Welcome to the philosophy of "Date Everything." It isn't about living in the past; it is about securing your future. Before we dive into the practical checklists, let’s look at why humans crave dates. A date is an anchor. When you look at an object or a note without a date, your brain experiences a phenomenon known as "temporal ambiguity." You know you bought the ketchup sometime , but was it last month or last election cycle?
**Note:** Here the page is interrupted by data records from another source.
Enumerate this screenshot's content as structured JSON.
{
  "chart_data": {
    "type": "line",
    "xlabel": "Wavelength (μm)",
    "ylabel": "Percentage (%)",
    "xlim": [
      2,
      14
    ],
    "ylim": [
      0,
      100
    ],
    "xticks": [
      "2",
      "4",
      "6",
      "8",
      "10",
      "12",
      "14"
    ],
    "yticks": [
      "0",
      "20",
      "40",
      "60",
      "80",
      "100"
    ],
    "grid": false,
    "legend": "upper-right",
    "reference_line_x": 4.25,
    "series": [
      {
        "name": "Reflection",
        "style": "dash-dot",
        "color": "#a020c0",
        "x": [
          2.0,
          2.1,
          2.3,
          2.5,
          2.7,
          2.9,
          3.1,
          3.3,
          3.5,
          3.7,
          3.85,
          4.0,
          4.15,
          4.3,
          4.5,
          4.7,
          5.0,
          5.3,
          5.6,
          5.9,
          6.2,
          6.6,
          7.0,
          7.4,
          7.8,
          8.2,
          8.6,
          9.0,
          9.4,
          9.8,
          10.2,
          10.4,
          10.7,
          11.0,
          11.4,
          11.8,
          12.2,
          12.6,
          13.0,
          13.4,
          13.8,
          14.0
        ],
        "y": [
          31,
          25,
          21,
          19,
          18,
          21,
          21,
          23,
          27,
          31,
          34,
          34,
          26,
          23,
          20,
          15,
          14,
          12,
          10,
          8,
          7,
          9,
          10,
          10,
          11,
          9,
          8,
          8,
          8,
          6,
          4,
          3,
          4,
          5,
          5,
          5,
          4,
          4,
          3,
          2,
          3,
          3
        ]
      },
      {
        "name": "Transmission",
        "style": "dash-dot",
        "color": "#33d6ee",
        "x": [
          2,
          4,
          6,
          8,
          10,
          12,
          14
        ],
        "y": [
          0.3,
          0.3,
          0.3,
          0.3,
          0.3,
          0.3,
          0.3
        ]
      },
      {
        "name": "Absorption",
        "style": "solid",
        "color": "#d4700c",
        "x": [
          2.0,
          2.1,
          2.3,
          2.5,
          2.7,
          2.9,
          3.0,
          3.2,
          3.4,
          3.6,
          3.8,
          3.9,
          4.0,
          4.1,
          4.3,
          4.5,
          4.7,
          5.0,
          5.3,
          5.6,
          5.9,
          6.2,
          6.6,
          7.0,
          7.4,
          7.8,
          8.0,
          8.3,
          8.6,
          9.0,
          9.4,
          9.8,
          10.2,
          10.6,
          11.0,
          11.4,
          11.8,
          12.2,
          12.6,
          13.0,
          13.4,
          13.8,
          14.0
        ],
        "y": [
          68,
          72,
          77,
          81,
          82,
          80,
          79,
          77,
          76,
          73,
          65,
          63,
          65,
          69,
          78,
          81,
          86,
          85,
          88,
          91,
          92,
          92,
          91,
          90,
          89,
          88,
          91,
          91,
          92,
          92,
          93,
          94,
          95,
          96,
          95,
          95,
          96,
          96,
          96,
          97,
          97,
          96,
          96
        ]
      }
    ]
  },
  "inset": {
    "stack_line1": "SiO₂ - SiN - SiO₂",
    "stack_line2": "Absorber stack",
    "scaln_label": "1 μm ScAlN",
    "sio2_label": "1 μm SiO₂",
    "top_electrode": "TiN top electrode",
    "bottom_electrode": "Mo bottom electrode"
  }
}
This ambiguity leads to decision fatigue. Should you smell it? Taste it? Throw it away and risk wasting food? By dating everything, you outsource that decision to your past self. You convert a stressful guess into a simple binary fact: Before 04/2025? Toss. After? Keep. The kitchen is where the "date everything" rule pays for itself in 48 hours. date everything
Write the install date on your HVAC air filter with a marker. Replace it in 90 days. Write the install date on your smoke detector batteries. (Pro tip: When you change your clocks, check the date on the detector itself—smoke detectors expire after 10 years. Date the back when you buy it.) Welcome to the philosophy of "Date Everything
You printed a digital photo? Great. Turn it over. Write the date, the place, and the people. "Uncle Joe, BBQ, 2019" is infinitely more valuable than "Old guy, food, summer." When you look at an object or a
We all have half-filled Moleskines. Open the cover. Write "Started: March 12, 2025 - Paris trip" and "Ended: April 30, 2025." When your grandkids find these, a date turns a random notebook into a historical document.